A Machine Learning project for "TDT4173 - Machine Learning" at Norwegian University of Science and Technology.
This project was done by:
- Piri Babayev
- Danilas Miscenko
- Aleksander Simmersholm.
- Screenshots
- BernoulliNB
- ...
- LinearSVC
- ...
- MultinomialNB
- ...
- Perceptron
- ...
- BernoulliNB
- data
- Enron
- ...
- Spamassassin rest
- ...
- emails.csv
- exclusions.csv
- Enron
- perceptron.py
- data.py
- methods.py
- visuals.py
- Screenshots, is the directory of all images produced by the code files which are discussed and used in the project report.
- Each classifer has their own folder which includes the confusion matrices and ROC-curve plots with all possible permutations.
- data, is the directory containing the dataset we run our classifiers on.
- enron dataset, which contains over 33000 e-mails.
- emails.csv, the kaggle dataset which the project originally started with.
- exclusions.csv, words which are removed during data cleaning.
- perceptron.py, The python file which includes the manually coded perceptron and all its necessary functions.
- data.py, The python file which includes all data-cleaning functions.
- methods.py, The python file which includes functions for training the Naive Bayes,- and Support Vector Machine classifiers through the scikit libraries.
- visuals.py, The python file which includes plotting functions for the methods.py file.
The main module for running Multinomial Naive Bayes, Bernoulli Naive Bayes, and Support Vector Machines is the methods.py file.
Each function is commented with an explaination for what it does, and what parameters it takes.
However, the only method one needs to use is the main method, which is the train_model() method.

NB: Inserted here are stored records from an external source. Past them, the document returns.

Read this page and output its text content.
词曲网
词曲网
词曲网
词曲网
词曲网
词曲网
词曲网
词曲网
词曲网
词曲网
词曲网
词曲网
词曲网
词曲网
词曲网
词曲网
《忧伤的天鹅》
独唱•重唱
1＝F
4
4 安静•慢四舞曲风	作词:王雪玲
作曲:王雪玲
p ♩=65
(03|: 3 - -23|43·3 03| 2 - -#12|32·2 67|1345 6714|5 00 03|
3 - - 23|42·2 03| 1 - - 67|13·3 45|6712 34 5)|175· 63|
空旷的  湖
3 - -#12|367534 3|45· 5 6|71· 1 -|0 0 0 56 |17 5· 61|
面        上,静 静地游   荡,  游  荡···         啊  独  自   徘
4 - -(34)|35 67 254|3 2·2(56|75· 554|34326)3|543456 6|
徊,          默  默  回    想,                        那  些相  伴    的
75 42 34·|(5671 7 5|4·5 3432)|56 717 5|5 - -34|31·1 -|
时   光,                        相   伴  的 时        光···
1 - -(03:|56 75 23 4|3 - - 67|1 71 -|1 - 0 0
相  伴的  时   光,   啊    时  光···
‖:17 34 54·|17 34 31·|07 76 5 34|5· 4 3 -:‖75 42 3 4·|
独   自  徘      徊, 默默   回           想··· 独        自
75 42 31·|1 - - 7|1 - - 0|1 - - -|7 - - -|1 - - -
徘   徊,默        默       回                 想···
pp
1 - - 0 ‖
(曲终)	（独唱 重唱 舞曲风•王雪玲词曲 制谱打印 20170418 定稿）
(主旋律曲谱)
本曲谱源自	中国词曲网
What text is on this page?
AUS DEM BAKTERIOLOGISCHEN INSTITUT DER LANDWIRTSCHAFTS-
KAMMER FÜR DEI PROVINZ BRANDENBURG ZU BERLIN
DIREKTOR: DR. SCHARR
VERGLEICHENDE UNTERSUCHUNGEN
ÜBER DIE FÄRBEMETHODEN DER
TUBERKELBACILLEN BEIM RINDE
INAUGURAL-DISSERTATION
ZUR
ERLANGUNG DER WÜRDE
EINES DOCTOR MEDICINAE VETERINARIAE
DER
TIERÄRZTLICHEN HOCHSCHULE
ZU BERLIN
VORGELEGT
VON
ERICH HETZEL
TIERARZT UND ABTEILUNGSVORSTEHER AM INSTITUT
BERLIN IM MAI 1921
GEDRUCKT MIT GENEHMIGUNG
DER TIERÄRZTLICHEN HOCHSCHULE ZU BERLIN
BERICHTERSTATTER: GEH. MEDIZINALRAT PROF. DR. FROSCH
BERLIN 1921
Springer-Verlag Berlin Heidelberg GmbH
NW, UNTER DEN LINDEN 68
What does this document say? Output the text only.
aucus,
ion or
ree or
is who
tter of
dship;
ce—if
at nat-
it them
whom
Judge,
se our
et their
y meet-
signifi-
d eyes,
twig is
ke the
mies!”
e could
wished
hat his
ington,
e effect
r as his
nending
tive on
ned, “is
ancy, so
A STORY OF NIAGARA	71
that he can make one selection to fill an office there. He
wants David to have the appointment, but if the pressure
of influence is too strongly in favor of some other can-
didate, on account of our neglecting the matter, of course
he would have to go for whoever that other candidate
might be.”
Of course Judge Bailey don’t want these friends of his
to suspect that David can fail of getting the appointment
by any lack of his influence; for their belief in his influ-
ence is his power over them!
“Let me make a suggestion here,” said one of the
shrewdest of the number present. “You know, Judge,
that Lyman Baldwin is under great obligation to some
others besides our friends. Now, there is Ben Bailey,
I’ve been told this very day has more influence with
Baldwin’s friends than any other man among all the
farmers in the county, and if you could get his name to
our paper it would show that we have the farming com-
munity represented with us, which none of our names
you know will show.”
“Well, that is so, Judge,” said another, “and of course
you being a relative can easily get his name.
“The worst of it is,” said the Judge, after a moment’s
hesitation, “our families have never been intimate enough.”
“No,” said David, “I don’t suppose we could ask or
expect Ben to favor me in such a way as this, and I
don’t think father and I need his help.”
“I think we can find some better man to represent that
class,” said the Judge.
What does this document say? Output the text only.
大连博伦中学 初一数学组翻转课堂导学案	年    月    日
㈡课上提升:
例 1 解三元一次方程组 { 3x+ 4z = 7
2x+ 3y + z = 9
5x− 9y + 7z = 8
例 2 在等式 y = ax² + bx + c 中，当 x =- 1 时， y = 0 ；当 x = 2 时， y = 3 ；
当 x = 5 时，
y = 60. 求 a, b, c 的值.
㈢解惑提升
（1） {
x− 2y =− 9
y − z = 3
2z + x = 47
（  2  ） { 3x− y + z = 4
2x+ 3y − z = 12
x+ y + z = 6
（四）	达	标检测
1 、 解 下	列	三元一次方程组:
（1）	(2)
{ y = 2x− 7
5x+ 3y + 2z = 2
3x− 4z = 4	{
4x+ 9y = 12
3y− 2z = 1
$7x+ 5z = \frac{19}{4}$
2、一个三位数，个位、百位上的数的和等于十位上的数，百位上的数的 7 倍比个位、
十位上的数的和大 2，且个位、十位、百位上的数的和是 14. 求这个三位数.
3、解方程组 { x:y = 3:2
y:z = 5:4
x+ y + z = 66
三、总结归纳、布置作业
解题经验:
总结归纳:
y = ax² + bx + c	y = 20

The train_model() trains a given model accordingly with numerous parameters to allow permutations.
An except from the methods.py comment:
Param : model = Classification model to be trained and used for predictions and plotting.
Param : smalldata = If true, the small dataframe will be used. Otherwise big dataframe will be used.
Param : clean = List of three bool values to determine if [0]cleaning, [1]lemmatization, and [2]stemming is to be done.
Param : vector_type = Vectorization type to be used when performing bag-of-words for training the models.
Param : n_folds = Integer that determines number of k-folds. If less than 2, performs, 1/3 test/training split.
Param : report = If true, the function should output everything necessary for the project. Plots and saves everything to /Screenshots.
Param : collect_roc = If true, the function should collect and return a second output in the form of a list to be used for with the draw_roc() function.
Param : show = If true, shows the plotted visuals as they're called. This however stops function execution till the window is exited.
Output : model = Returns the now trained classification model that got sent in from the first parameter.
Output : roc_data_list = (Optimal) ROC-curve data to be further pipelined into the ROC-curve plotting function.
def train_model(model, smalldata, clean, vector_type, n_folds, report, collect_roc, show)
There exists a few uncommented example lines close to the bottom to get a bearing on how to use it.
- Comment out line 251 to line 266 by wrapping the lines inbetween like so:
"""
...some code here...
"""
- Delete comment notation from line 269, line 342, line 348, and line 416. So the permutations are allowed to run.
- Delete the image folder as these lines of codes will generate them all over again
- Run the file! This will take about 45 minutes...
- Hesitate.
The module for running the perceptron code is (predictibly) the perceptron.py file. The module can pe ran normally as any other python file, but one also can send in arguments.
python perceptron.py <points_num> <k_folds>
- small: Write "small" to run the perceptron with the small data set, and "big" to run it with the big dataset. Default is small.
- itr: Specify the number of times the perceptron learning algorithm iterates. Default is 20 iterations.
- lc: Specify the learning constant of the learning algorithm. Default is 0.1
- points_num: Specify the number of points the ROC curves will have Default is 10 points
- k_folds: Specify the number of folds in the cross-validation Default is 4 folds
The results that we have discussed in the project report were achieved by using the defualt parameters, and only changing the small parameter to either run the perceptron on the small data set or the large data set.